For younger players, these kinds of frustrating problems can cause serious disappointment and disillusion, as well as for parents who’ve hawked out all that hard earned money for a product that is not yet in it’s optimum condition. As time advances, error reports will be received by the game’s creators who will then implement permanent fixes known as “Patches” or temporary fixes known as “Hot-Fixes” which download over the internet to repair issues with the game. Usually all major issues are resolved within a few weeks of the game’s release. A “Day One Patch” may download over the internet and add itself to the game when it is played for the very first time.
Additional game content, such as more missions or weapons, will be created by the development studio and can be added to the game for free, or may be sold in digital bundles known as “paid DLC” (DownLoadable Content.) Usually this occurs a couple of months after the original game has been released for sale. This is value-added content and not the same as Patching, though we are seeing a trend of DLC being released for sale earlier and earlier, prompting push-back from gamers wanting to know why it was not included in the game when it was originally released for sale.
To see a rather good example of this kind of glitch-patching process happening in something akin to real time, take five minutes to enjoy this quick article on The Verge. It’s aimed at a game-playing audience, but with your new-found knowledge of terms such as Day One Patching, you’ll find it easy to understand. Nobody wants to stay stuck in a lift for the rest of their digital life! Note how the issue was not entirely resolved by the patch, which had to be downloaded and manually installed, with the issue of the non-opening doors resolved but the trade-off being the audio files containing the lift music no longer function. These kind of little hacks and compromises are par for the course when playing a game so close to it’s release date.

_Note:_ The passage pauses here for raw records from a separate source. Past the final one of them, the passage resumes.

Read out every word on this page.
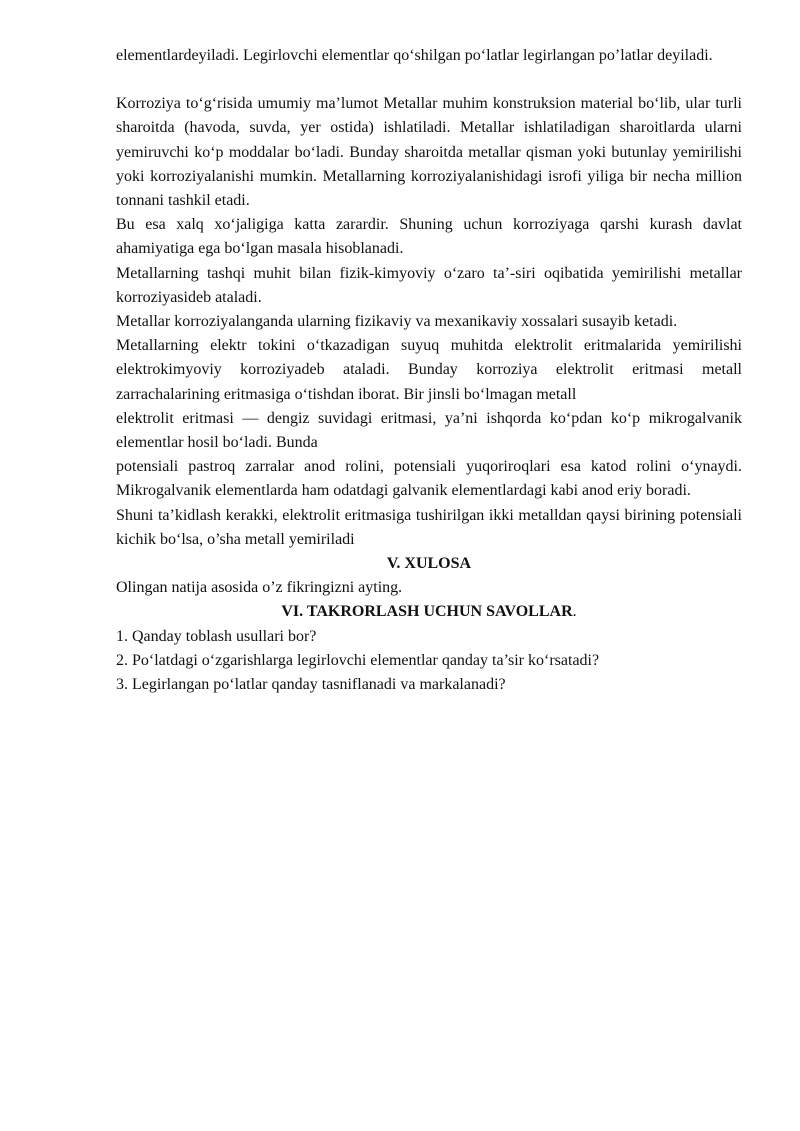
elementlardeyiladi. Legirlovchi elementlar qo‘shilgan po‘latlar legirlangan po’latlar deyiladi.

Korroziya to‘g‘risida umumiy ma’lumot Metallar muhim konstruksion material bo‘lib, ular turli sharoitda (havoda, suvda, yer ostida) ishlatiladi. Metallar ishlatiladigan sharoitlarda ularni yemiruvchi ko‘p moddalar bo‘ladi. Bunday sharoitda metallar qisman yoki butunlay yemirilishi yoki korroziyalanishi mumkin. Metallarning korroziyalanishidagi isrofi yiliga bir necha million tonnani tashkil etadi.

Bu esa xalq xo‘jaligiga katta zarardir. Shuning uchun korroziyaga qarshi kurash davlat ahamiyatiga ega bo‘lgan masala hisoblanadi.

Metallarning tashqi muhit bilan fizik-kimyoviy o‘zaro ta’-siri oqibatida yemirilishi metallar korroziyasideb ataladi.

Metallar korroziyalanganda ularning fizikaviy va mexanikaviy xossalari susayib ketadi.

Metallarning elektr tokini o‘tkazadigan suyuq muhitda elektrolit eritmalarida yemirilishi elektrokimyoviy korroziyadeb ataladi. Bunday korroziya elektrolit eritmasi metall zarrachalarining eritmasiga o‘tishdan iborat. Bir jinsli bo‘lmagan metall

elektrolit eritmasi — dengiz suvidagi eritmasi, ya’ni ishqorda ko‘pdan ko‘p mikrogalvanik elementlar hosil bo‘ladi. Bunda

potensiali pastroq zarralar anod rolini, potensiali yuqoriroqlari esa katod rolini o‘ynaydi. Mikrogalvanik elementlarda ham odatdagi galvanik elementlardagi kabi anod eriy boradi.

Shuni ta’kidlash kerakki, elektrolit eritmasiga tushirilgan ikki metalldan qaysi birining potensiali kichik bo‘lsa, o’sha metall yemiriladi

V. XULOSA

Olingan natija asosida o’z fikringizni ayting.

VI. TAKRORLASH UCHUN SAVOLLAR.

1. Qanday toblash usullari bor?

2. Po‘latdagi o‘zgarishlarga legirlovchi elementlar qanday ta’sir ko‘rsatadi?

3. Legirlangan po‘latlar qanday tasniflanadi va markalanadi?
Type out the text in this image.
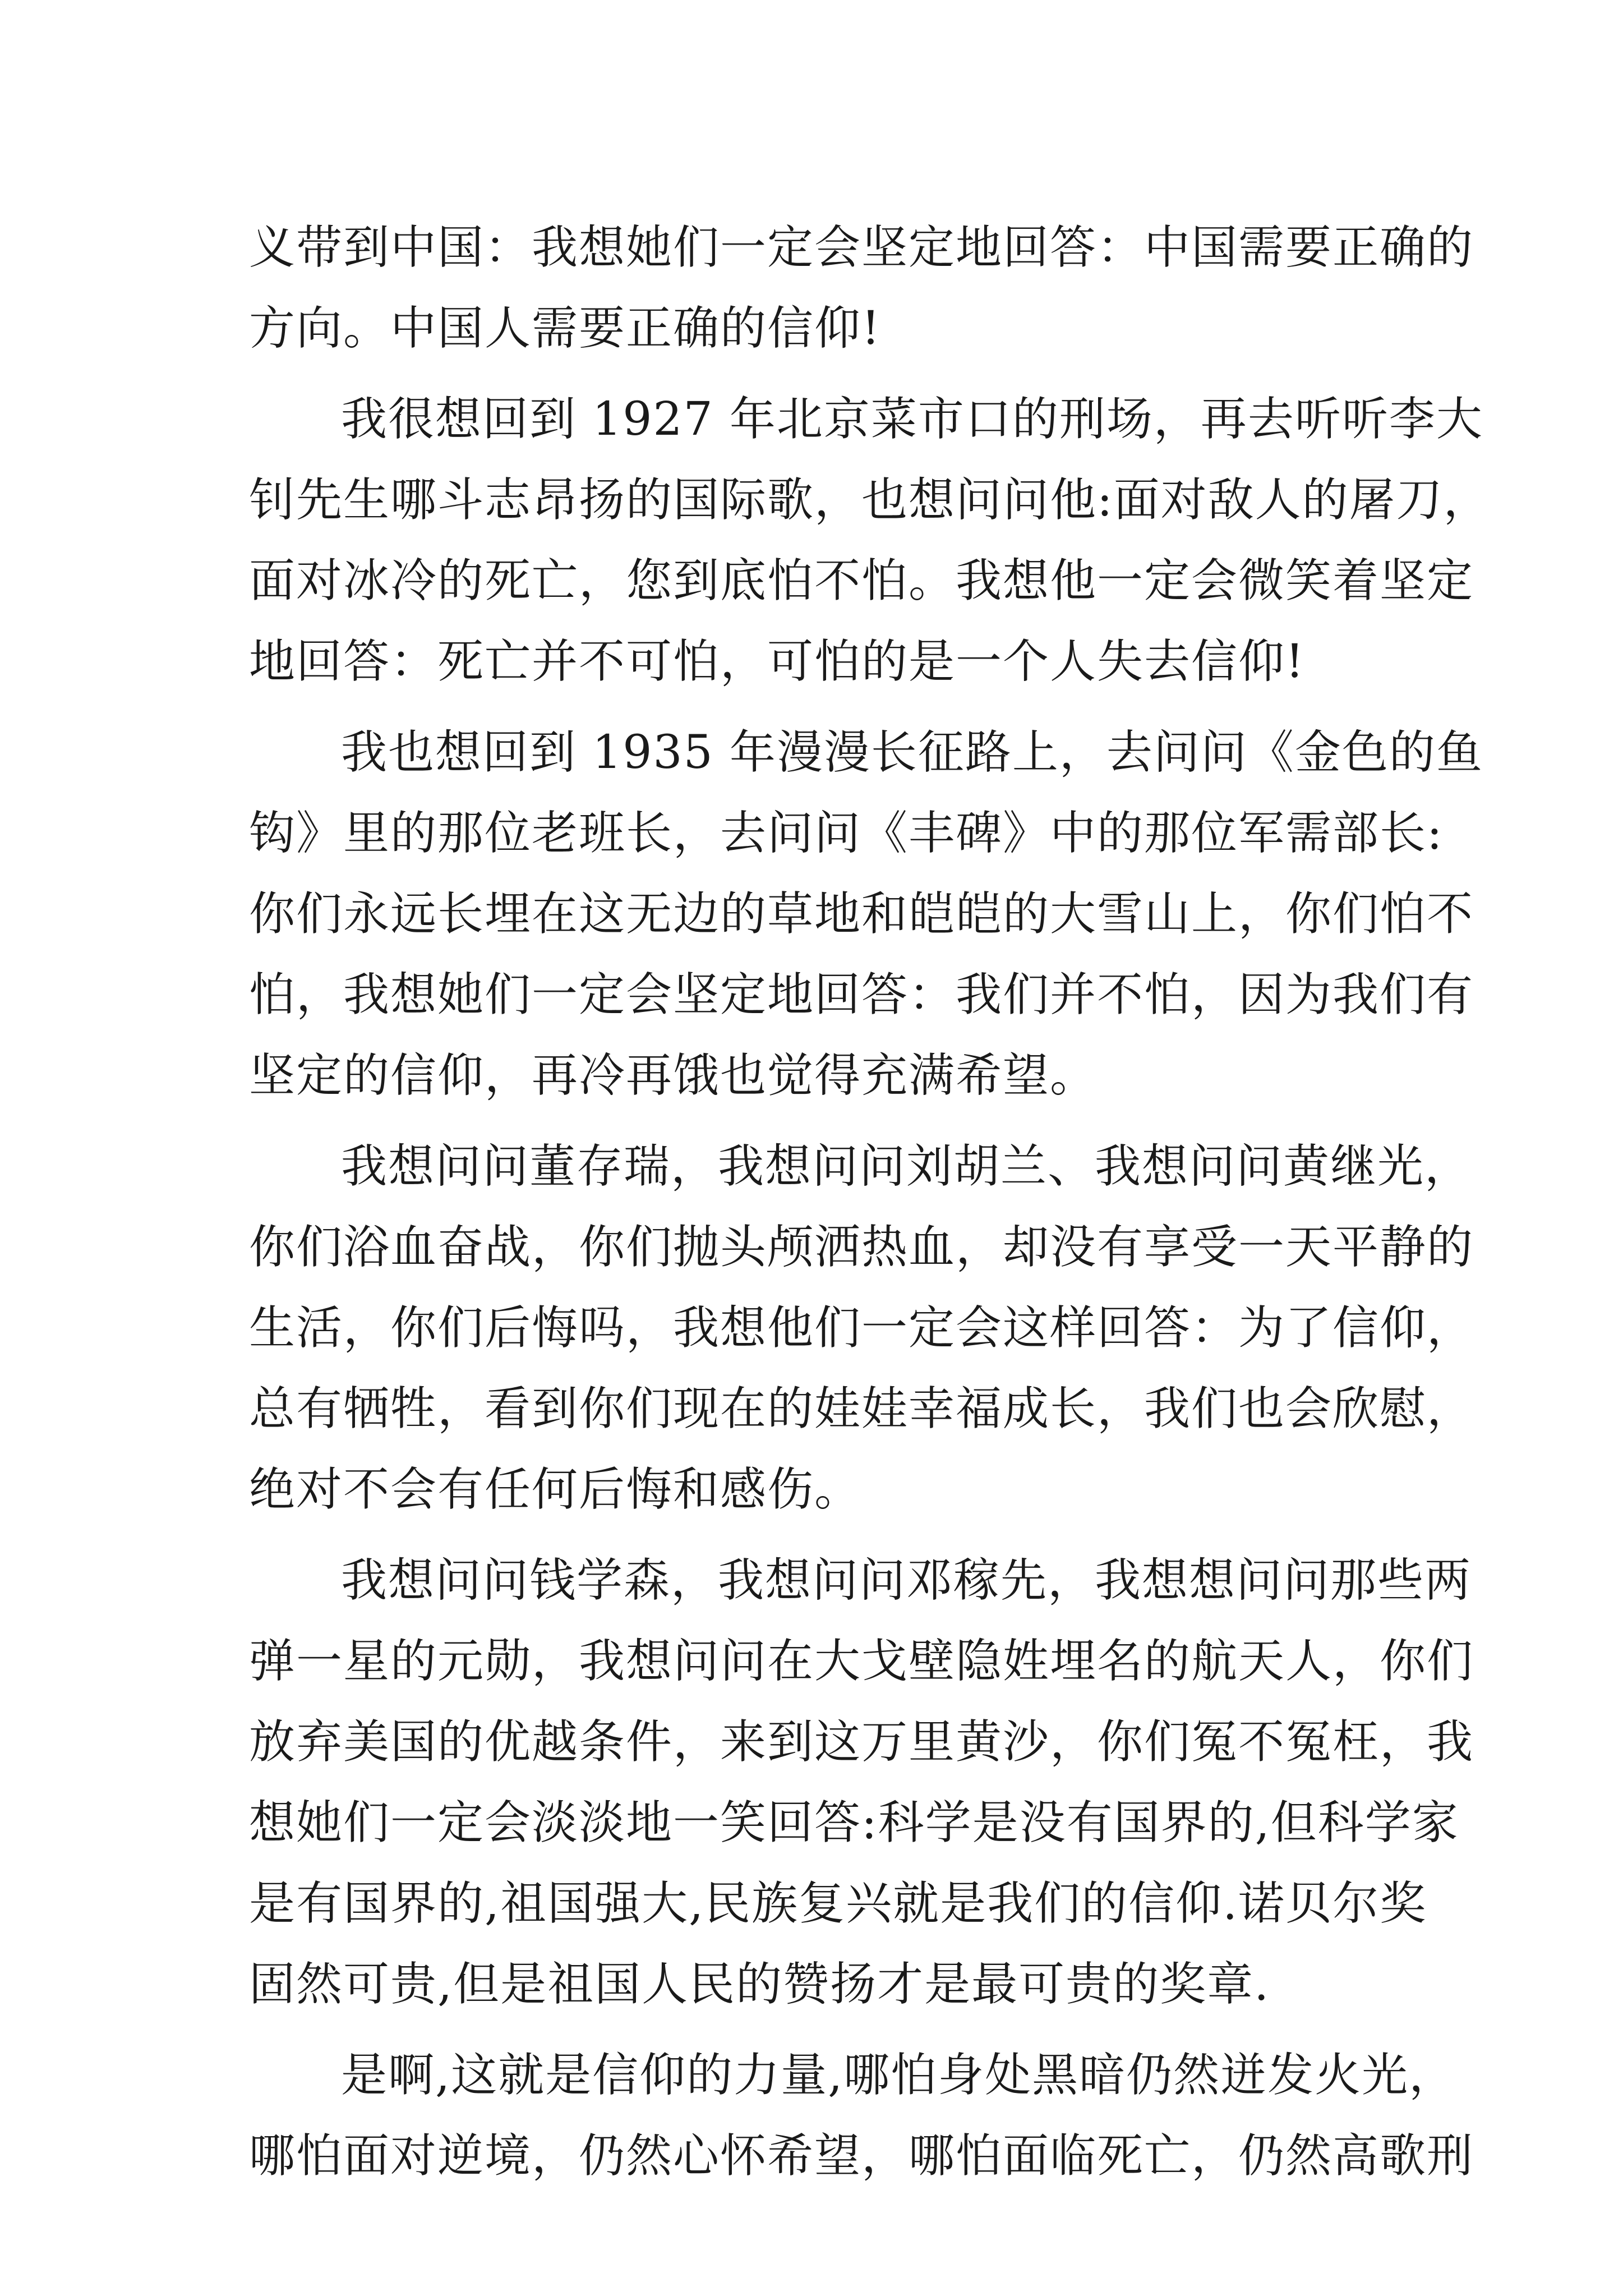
义带到中国：我想她们一定会坚定地回答：中国需要正确的
方向。中国人需要正确的信仰!
我很想回到 1927 年北京菜市口的刑场，再去听听李大
钊先生哪斗志昂扬的国际歌，也想问问他:面对敌人的屠刀，
面对冰冷的死亡，您到底怕不怕。我想他一定会微笑着坚定
地回答：死亡并不可怕，可怕的是一个人失去信仰!
我也想回到 1935 年漫漫长征路上，去问问《金色的鱼
钩》里的那位老班长，去问问《丰碑》中的那位军需部长:
你们永远长埋在这无边的草地和皑皑的大雪山上，你们怕不
怕，我想她们一定会坚定地回答：我们并不怕，因为我们有
坚定的信仰，再冷再饿也觉得充满希望。
我想问问董存瑞，我想问问刘胡兰、我想问问黄继光，
你们浴血奋战，你们抛头颅洒热血，却没有享受一天平静的
生活，你们后悔吗，我想他们一定会这样回答：为了信仰，
总有牺牲，看到你们现在的娃娃幸福成长，我们也会欣慰，
绝对不会有任何后悔和感伤。
我想问问钱学森，我想问问邓稼先，我想想问问那些两
弹一星的元勋，我想问问在大戈壁隐姓埋名的航天人，你们
放弃美国的优越条件，来到这万里黄沙，你们冤不冤枉，我
想她们一定会淡淡地一笑回答:科学是没有国界的,但科学家
是有国界的,祖国强大,民族复兴就是我们的信仰.诺贝尔奖
固然可贵,但是祖国人民的赞扬才是最可贵的奖章.
是啊,这就是信仰的力量,哪怕身处黑暗仍然迸发火光，
哪怕面对逆境，仍然心怀希望，哪怕面临死亡，仍然高歌刑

Bad experiences can spoil a player’s enjoyment of the game, which is doubly an issue if it was intended as a special gift. As the web’s first and only video-game advice service for parents, we try to look holistically at all aspects of the gaming experience that might be causing parents, teachers and guardians concerns, and a disappointing gift is upsetting for everyone involved, including the gift-giver. Our advice when buying a brand new game as a gift is to try to wait a 2-3 weeks after the release date, in order to allow time for these major bugs to be ironed out. If you are lucky, this sometimes corresponds to a slight drop in price, say 5-8% depending on the platform (eg. Xbox, Playstation, PC, etc) you are purchasing it for. If the child is a major fan of a particular game franchise and cannot be persuaded to wait, encourage them to moderate their expectations, and (because so many teachers have asked us to say this ) not to stay up all night playing with their new game when there is school in the morning!